Le moment est venu : les Sages de la rue de Montpensier renouvellent un tiers de leurs sièges. Trois femmes quitteront l'institution présidée par Laurent Fabius, le 14 mars, au bout d'un mandat unique de neuf ans : Nicole Maestracci, Claire Bazy Malaurie et Dominique Lottin. Pour les remplacer : des nominations provenant comme il en est d'usage, des trois plus hautes autorités de l'Etat. Et c'est là que ça se complique.

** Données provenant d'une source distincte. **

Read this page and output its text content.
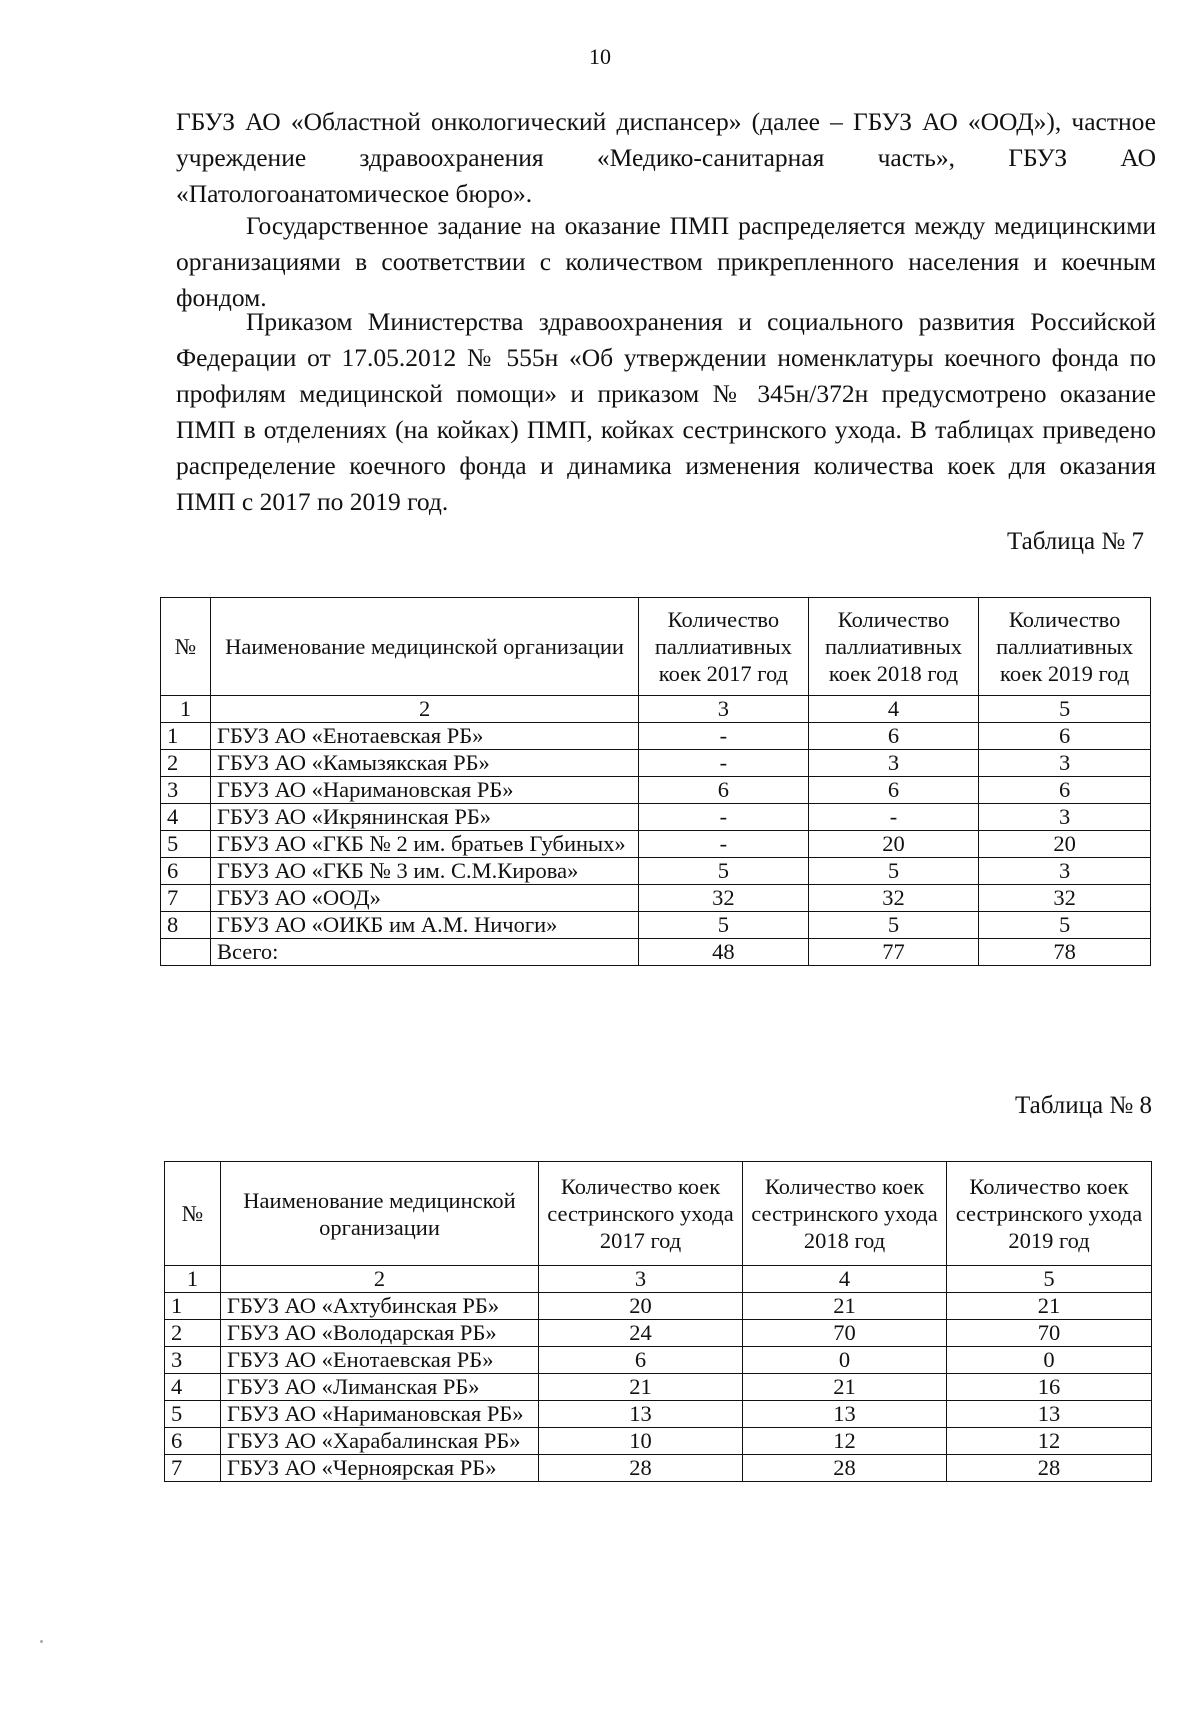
10

ГБУЗ АО «Областной онкологический диспансер» (далее – ГБУЗ АО «ООД»), частное учреждение здравоохранения «Медико-санитарная часть», ГБУЗ АО «Патологоанатомическое бюро».

Государственное задание на оказание ПМП распределяется между медицинскими организациями в соответствии с количеством прикрепленного населения и коечным фондом.

Приказом Министерства здравоохранения и социального развития Российской Федерации от 17.05.2012 № 555н «Об утверждении номенклатуры коечного фонда по профилям медицинской помощи» и приказом № 345н/372н предусмотрено оказание ПМП в отделениях (на койках) ПМП, койках сестринского ухода. В таблицах приведено распределение коечного фонда и динамика изменения количества коек для оказания ПМП с 2017 по 2019 год.

Таблица № 7
№	Наименование медицинской организации	Количество паллиативных коек 2017 год	Количество паллиативных коек 2018 год	Количество паллиативных коек 2019 год
1	2	3	4	5
1	ГБУЗ АО «Енотаевская РБ»	-	6	6
2	ГБУЗ АО «Камызякская РБ»	-	3	3
3	ГБУЗ АО «Наримановская РБ»	6	6	6
4	ГБУЗ АО «Икрянинская РБ»	-	-	3
5	ГБУЗ АО «ГКБ № 2 им. братьев Губиных»	-	20	20
6	ГБУЗ АО «ГКБ № 3 им. С.М.Кирова»	5	5	3
7	ГБУЗ АО «ООД»	32	32	32
8	ГБУЗ АО «ОИКБ им А.М. Ничоги»	5	5	5
	Всего:	48	77	78
Таблица № 8
№	Наименование медицинской организации	Количество коек сестринского ухода 2017 год	Количество коек сестринского ухода 2018 год	Количество коек сестринского ухода 2019 год
1	2	3	4	5
1	ГБУЗ АО «Ахтубинская РБ»	20	21	21
2	ГБУЗ АО «Володарская РБ»	24	70	70
3	ГБУЗ АО «Енотаевская РБ»	6	0	0
4	ГБУЗ АО «Лиманская РБ»	21	21	16
5	ГБУЗ АО «Наримановская РБ»	13	13	13
6	ГБУЗ АО «Харабалинская РБ»	10	12	12
7	ГБУЗ АО «Черноярская РБ»	28	28	28
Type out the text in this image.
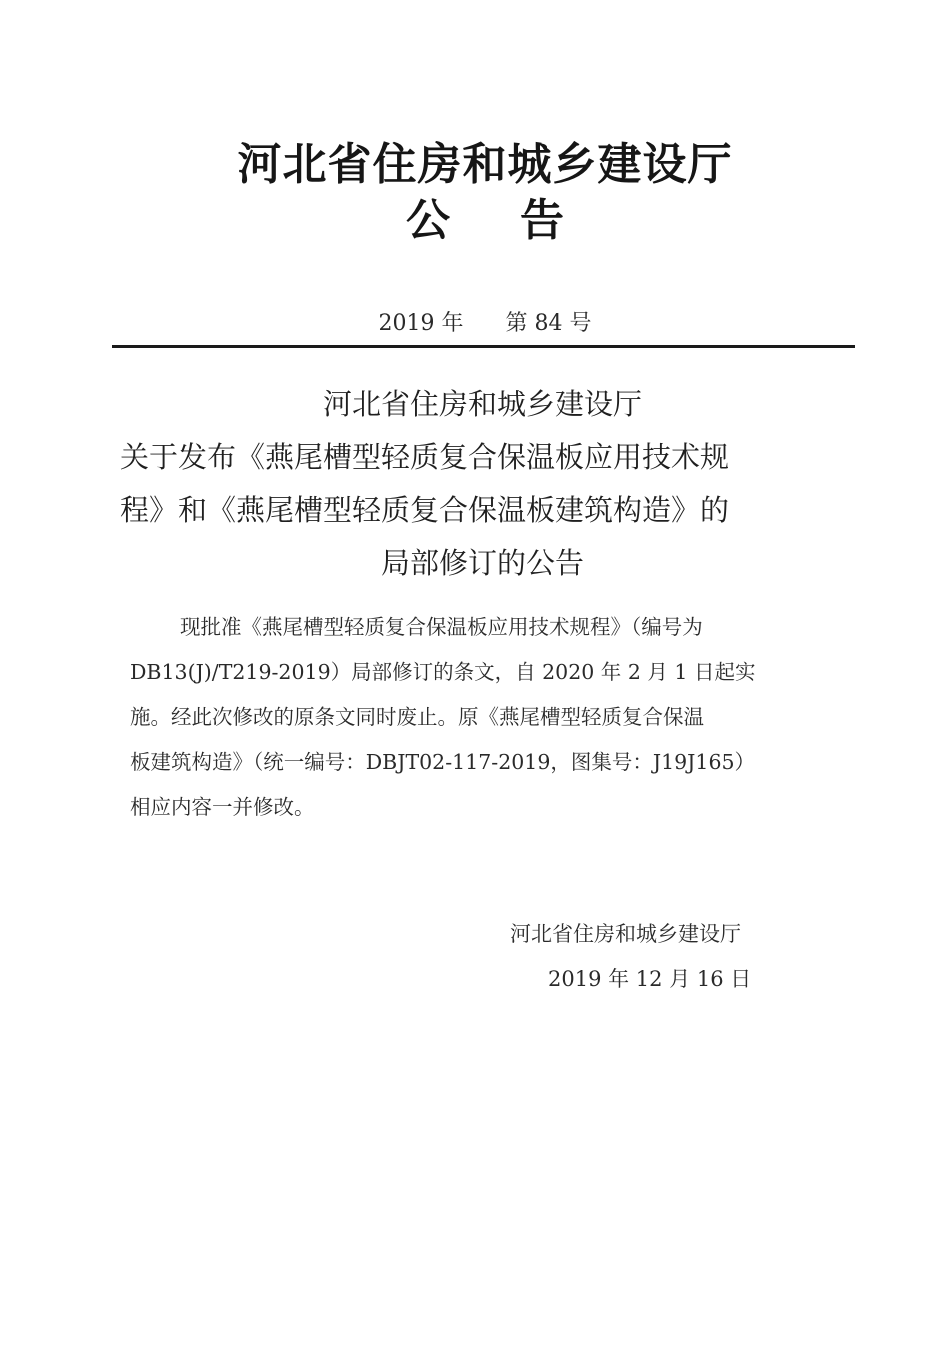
河北省住房和城乡建设厅
公告
2019 年      第 84 号
河北省住房和城乡建设厅
关于发布《燕尾槽型轻质复合保温板应用技术规
程》和《燕尾槽型轻质复合保温板建筑构造》的
局部修订的公告
现批准《燕尾槽型轻质复合保温板应用技术规程》（编号为
DB13(J)/T219-2019）局部修订的条文，自 2020 年 2 月 1 日起实
施。经此次修改的原条文同时废止。原《燕尾槽型轻质复合保温
板建筑构造》（统一编号：DBJT02-117-2019，图集号：J19J165）
相应内容一并修改。
河北省住房和城乡建设厅
2019 年 12 月 16 日
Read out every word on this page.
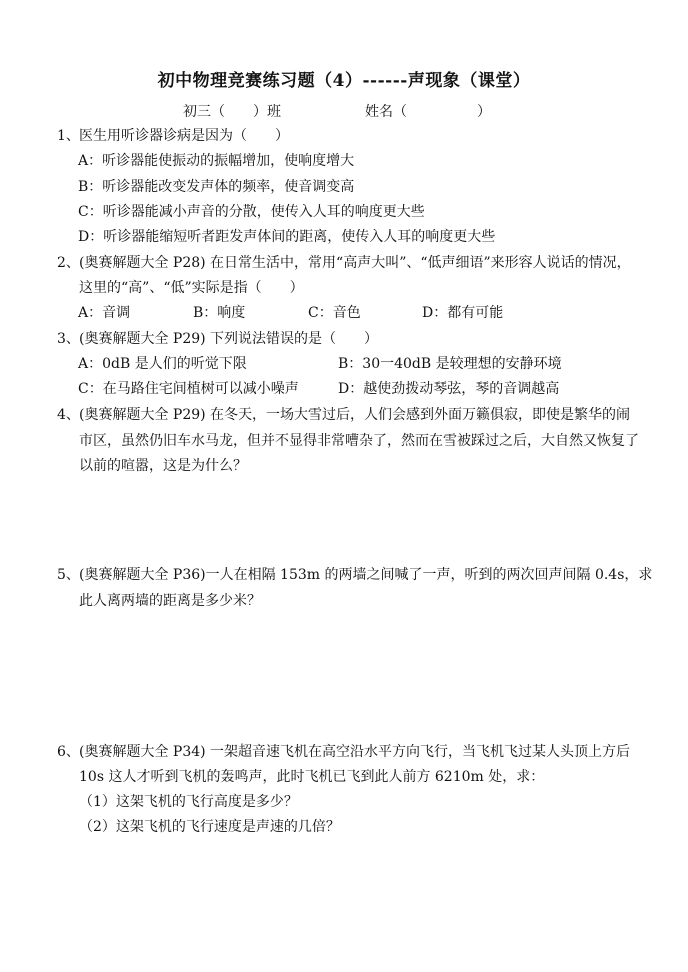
初中物理竞赛练习题（4）------声现象（课堂）
初三（　　）班	姓名（　　　　　）
1、 医生用听诊器诊病是因为（　　）
A：听诊器能使振动的振幅增加，使响度增大
B：听诊器能改变发声体的频率，使音调变高
C：听诊器能减小声音的分散，使传入人耳的响度更大些
D：听诊器能缩短听者距发声体间的距离，使传入人耳的响度更大些
2、 (奥赛解题大全 P28) 在日常生活中，常用“高声大叫”、“低声细语”来形容人说话的情况，
这里的“高”、“低”实际是指（　　）
A：音调	B：响度	C：音色	D：都有可能
3、 (奥赛解题大全 P29) 下列说法错误的是（　　）
A：0dB 是人们的听觉下限	B：30一40dB 是较理想的安静环境
C：在马路住宅间植树可以减小噪声	D：越使劲拨动琴弦，琴的音调越高
4、 (奥赛解题大全 P29) 在冬天，一场大雪过后，人们会感到外面万籁俱寂，即使是繁华的闹
市区，虽然仍旧车水马龙，但并不显得非常嘈杂了，然而在雪被踩过之后，大自然又恢复了
以前的喧嚣，这是为什么？
5、 (奥赛解题大全 P36)一人在相隔 153m 的两墙之间喊了一声，听到的两次回声间隔 0.4s，求
此人离两墙的距离是多少米？
6、 (奥赛解题大全 P34) 一架超音速飞机在高空沿水平方向飞行，当飞机飞过某人头顶上方后
10s 这人才听到飞机的轰鸣声，此时飞机已飞到此人前方 6210m 处，求：
（1）这架飞机的飞行高度是多少？
（2）这架飞机的飞行速度是声速的几倍？
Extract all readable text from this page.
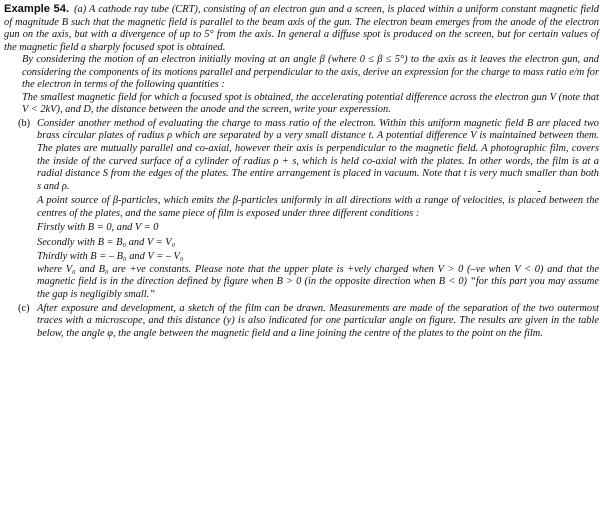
Example 54. (a) A cathode ray tube (CRT), consisting of an electron gun and a screen, is placed within a uniform constant magnetic field of magnitude B such that the magnetic field is parallel to the beam axis of the gun. The electron beam emerges from the anode of the electron gun on the axis, but with a divergence of up to 5° from the axis. In general a diffuse spot is produced on the screen, but for certain values of the magnetic field a sharply focused spot is obtained.

By considering the motion of an electron initially moving at an angle β (where 0 ≤ β ≤ 5°) to the axis as it leaves the electron gun, and considering the components of its motions parallel and perpendicular to the axis, derive an expression for the charge to mass ratio e/m for the electron in terms of the following quantities :

The smallest magnetic field for which a focused spot is obtained, the accelerating potential difference across the electron gun V (note that V < 2kV), and D, the distance between the anode and the screen, write your experession.

-
(b) Consider another method of evaluating the charge to mass ratio of the electron. Within this uniform magnetic field B are placed two brass circular plates of radius ρ which are separated by a very small distance t. A potential difference V is maintained between them. The plates are mutually parallel and co-axial, however their axis is perpendicular to the magnetic field. A photographic film, covers the inside of the curved surface of a cylinder of radius ρ + s, which is held co-axial with the plates. In other words, the film is at a radial distance S from the edges of the plates. The entire arrangement is placed in vacuum. Note that t is very much smaller than both s and ρ.

A point source of β-particles, which emits the β-particles uniformly in all directions with a range of velocities, is placed between the centres of the plates, and the same piece of film is exposed under three different conditions :

Firstly with B = 0, and V = 0

Secondly with B = B₀ and V = V₀

Thirdly with B = – B₀ and V = – V₀

where V₀ and B₀ are +ve constants. Please note that the upper plate is +vely charged when V > 0 (–ve when V < 0) and that the magnetic field is in the direction defined by figure when B > 0 (in the opposite direction when B < 0) “for this part you may assume the gap is negligibly small.”

(c) After exposure and development, a sketch of the film can be drawn. Measurements are made of the separation of the two outermost traces with a microscope, and this distance (y) is also indicated for one particular angle on figure. The results are given in the table below, the angle φ, the angle between the magnetic field and a line joining the centre of the plates to the point on the film.
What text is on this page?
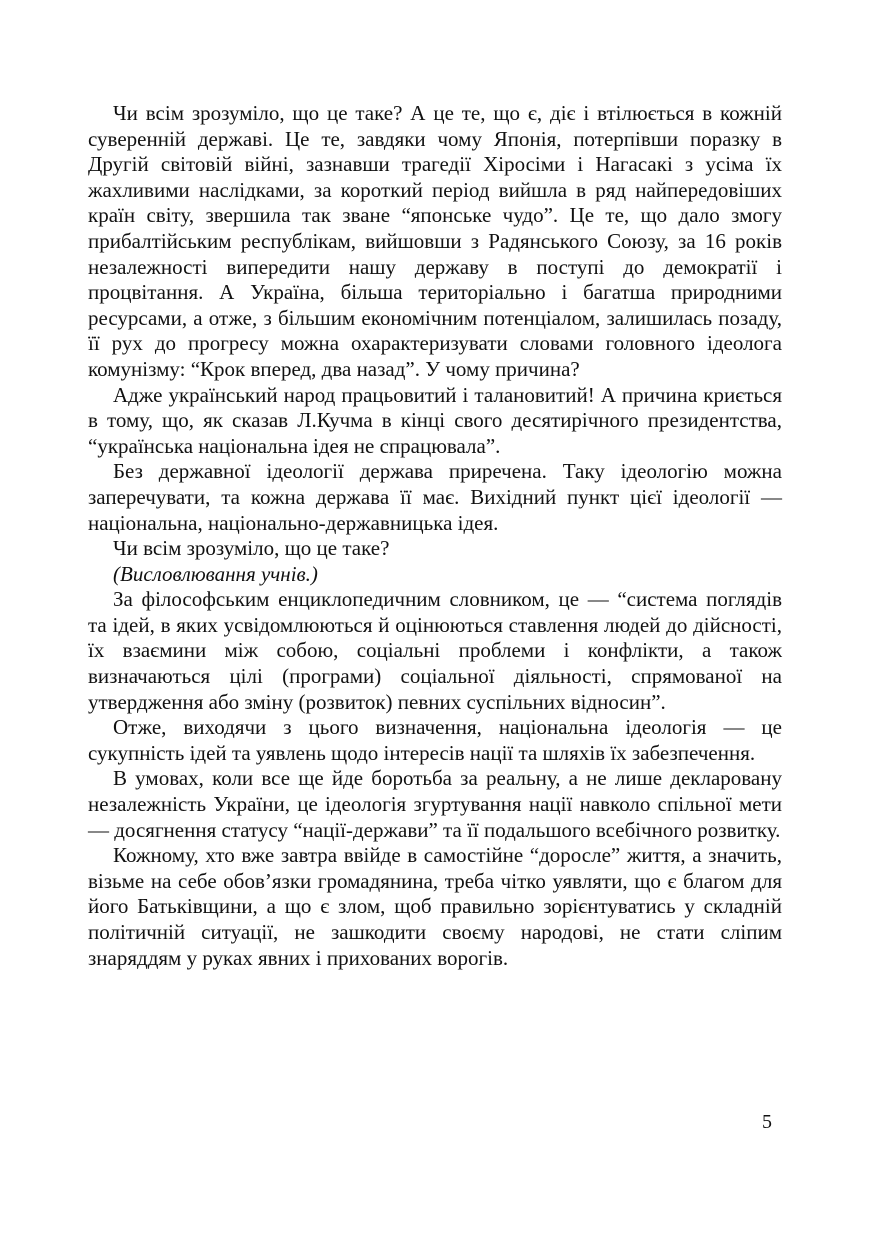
Чи всім зрозуміло, що це таке? А це те, що є, діє і втілюється в кожній суверенній державі. Це те, завдяки чому Японія, потерпівши поразку в Другій світовій війні, зазнавши трагедії Хіросіми і Нагасакі з усіма їх жахливими наслідками, за короткий період вийшла в ряд найпередовіших країн світу, звершила так зване “японське чудо”. Це те, що дало змогу прибалтійським республікам, вийшовши з Радянського Союзу, за 16 років незалежності випередити нашу державу в поступі до демократії і процвітання. А Україна, більша територіально і багатша природними ресурсами, а отже, з більшим економічним потенціалом, залишилась позаду, її рух до прогресу можна охарактеризувати словами головного ідеолога комунізму: “Крок вперед, два назад”. У чому причина?

Адже український народ працьовитий і талановитий! А причина криється в тому, що, як сказав Л.Кучма в кінці свого десятирічного президентства, “українська національна ідея не спрацювала”.

Без державної ідеології держава приречена. Таку ідеологію можна заперечувати, та кожна держава її має. Вихідний пункт цієї ідеології — національна, національно-державницька ідея.

Чи всім зрозуміло, що це таке?

(Висловлювання учнів.)

За філософським енциклопедичним словником, це — “система поглядів та ідей, в яких усвідомлюються й оцінюються ставлення людей до дійсності, їх взаємини між собою, соціальні проблеми і конфлікти, а також визначаються цілі (програми) соціальної діяльності, спрямованої на утвердження або зміну (розвиток) певних суспільних відносин”.

Отже, виходячи з цього визначення, національна ідеологія — це сукупність ідей та уявлень щодо інтересів нації та шляхів їх забезпечення.

В умовах, коли все ще йде боротьба за реальну, а не лише декларовану незалежність України, це ідеологія згуртування нації навколо спільної мети — досягнення статусу “нації-держави” та її подальшого всебічного розвитку.

Кожному, хто вже завтра ввійде в самостійне “доросле” життя, а значить, візьме на себе обов’язки громадянина, треба чітко уявляти, що є благом для його Батьківщини, а що є злом, щоб правильно зорієнтуватись у складній політичній ситуації, не зашкодити своєму народові, не стати сліпим знаряддям у руках явних і прихованих ворогів.

5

Jacqueline Gourault, actuelle ministre de la Cohésion des territoires Jacqueline Gourault (MoDem), Véronique Malbec, directrice de cabinet d'Eric Dupond-Moretti, place Vendôme, et le conseiller d'Etat François Seners, ont respectivement été proposés, lundi, par Emmanuel Macron, Richard Ferrand (président de l'Assemblée nationale) et Gérard Larcher (président du Sénat), afin d'intégrer le Conseil constitutionnel.
Des choix qui suscitent quelques interrogations. Trois questions sur leur rôle, le processus de nomination ainsi que sur les profils de ces candidats.
Pour quelles missions ces personnalités intègrent-elles le Conseil constitutionnel ?
Les Sages partants sont avant tout les juges suprêmes de l'élection présidentielle : ils veillent à sa régularité, examinent les réclamations et proclament les résultats du scrutin. Ils scrutent également la régularité des opérations de référendum. Ils sont enfin compétents aussi pour le contentieux lié à l'élection des parlementaires. Neuf membres composent l'institution, avec les ex-présidents de la République, de droits inclus (Hollande et Sarkozy, seuls vivants, mais qui n'y siègent pas...).
Ces Sages sont en outre les juges de la constitutionnalité des lois. Ce qui les fait intervenir sur de très nombreux dossiers : les derniers en date, notamment, concernaient le Covid-19 et le passe vaccinal. Du fait de sa composition et des personnes qui en nomment ses membres, le Conseil constitutionnel fait régulièrement l'objet de critiques sur sa partialité. Sa puissance, parfois comparée (ou plutôt exagérée) à celle de la Cour suprême américaine agace aussi des personnalités à droite comme Eric Zemmour ou encore Valérie Pécresse.
Pourquoi ces noms soulèvent-ils des critiques ?
Le député LFI Ugo Bernalicis s'est élevé auprès de l'Agence France-Presse contre ces nominations, "éminemment politiques et pas sur des profils qui permettraient de juger le droit constitutionnel". "Ce sont des retours de service et du copinage", selon lui. Il pointe en particulier la nomination de Véronique Malbec par le président de l'Assemblée: ex-procureure générale de Rennes, elle fut la responsable hiérarchique du procureur qui a classé sans suite en octobre 2017 l'affaire des Mutuelles de Bretagne dans laquelle Richard Ferrand était mis en cause.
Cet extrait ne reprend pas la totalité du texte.